First, let me express my sincere gratitude to all of you who have stopped by to visit.
I’d be lying like a rug if I didn’t say I was a tad worried when I learned this story featuring yours truly was due to run in today’s New York Times. As in, I haven’t slept all that well in the past few days. Nervous? Hell, YES! How often do you discuss your private parts (and life) with, well, the whole world? Acknowledge what has quietly tormented you …
That noise you just heard. That was me breathing a huge sigh of relief.
I’m overwhelmed by the kindness and friendship you’ve shared here. I’m equally touched by the genuine interest and willingness to learn more about infertility and its long reach. There are so many comments coming in — not to mention emails that aren’t visible here — that I hardly know where to begin. It’s going to take me some time to catch up and respond. While I absorb and think, I encourage you to take a look at the reporting work of Karen Barrow …

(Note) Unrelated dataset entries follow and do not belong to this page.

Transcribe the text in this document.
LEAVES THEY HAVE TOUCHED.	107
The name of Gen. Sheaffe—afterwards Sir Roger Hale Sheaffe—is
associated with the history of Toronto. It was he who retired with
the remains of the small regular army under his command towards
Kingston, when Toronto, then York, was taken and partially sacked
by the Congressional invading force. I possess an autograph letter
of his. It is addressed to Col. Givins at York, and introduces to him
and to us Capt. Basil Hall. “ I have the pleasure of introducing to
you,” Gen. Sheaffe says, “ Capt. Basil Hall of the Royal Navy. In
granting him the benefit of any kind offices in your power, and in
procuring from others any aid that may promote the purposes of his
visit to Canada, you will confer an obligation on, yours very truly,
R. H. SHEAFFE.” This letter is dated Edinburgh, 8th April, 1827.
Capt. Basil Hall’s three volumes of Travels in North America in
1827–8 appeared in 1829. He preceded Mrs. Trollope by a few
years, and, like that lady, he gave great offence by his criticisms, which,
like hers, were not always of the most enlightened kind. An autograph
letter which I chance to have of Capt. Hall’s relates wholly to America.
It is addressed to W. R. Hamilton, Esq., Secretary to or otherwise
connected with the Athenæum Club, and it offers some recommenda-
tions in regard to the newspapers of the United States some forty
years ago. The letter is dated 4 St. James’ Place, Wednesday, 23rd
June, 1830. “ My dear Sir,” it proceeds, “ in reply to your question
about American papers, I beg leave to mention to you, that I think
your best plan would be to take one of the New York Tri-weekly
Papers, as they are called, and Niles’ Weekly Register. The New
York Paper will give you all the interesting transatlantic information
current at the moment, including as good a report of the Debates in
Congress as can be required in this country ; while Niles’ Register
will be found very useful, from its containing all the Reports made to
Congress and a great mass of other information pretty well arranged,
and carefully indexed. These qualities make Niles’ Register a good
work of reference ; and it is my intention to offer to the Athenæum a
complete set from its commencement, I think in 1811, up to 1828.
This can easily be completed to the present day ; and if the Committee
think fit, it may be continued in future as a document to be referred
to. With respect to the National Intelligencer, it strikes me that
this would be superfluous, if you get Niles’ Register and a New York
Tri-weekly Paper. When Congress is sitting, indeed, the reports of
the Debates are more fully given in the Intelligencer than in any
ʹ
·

Just as infertility has many faces, my story is not the only one shared. You can hear a variety of viewpoints and outcomes here. Even more eye-opening are the comments that are going up Warning: the gloves are off and there is some serious bashing taking place.
While I’m not surprised at some of the fiery responses on the NYT site (as Tara Parker-Pope points out we infertiles are accustomed to it — my skin has toughened up considerably in recent years and its not just due to age or sun exposure) I still but marvel at how and why the “I” word can be capable of generating such free-wheeling vitriol.
What is so offensive about being infertile and wanting to conceive a child? Is it because it’s easier to attack than to try to understand? Is it more satisfying to condemn than to think about how it might feel to experience firsthand? I’m not sure.
What I do know is that our decision to go public was driven by a desire to elevate the dialogue.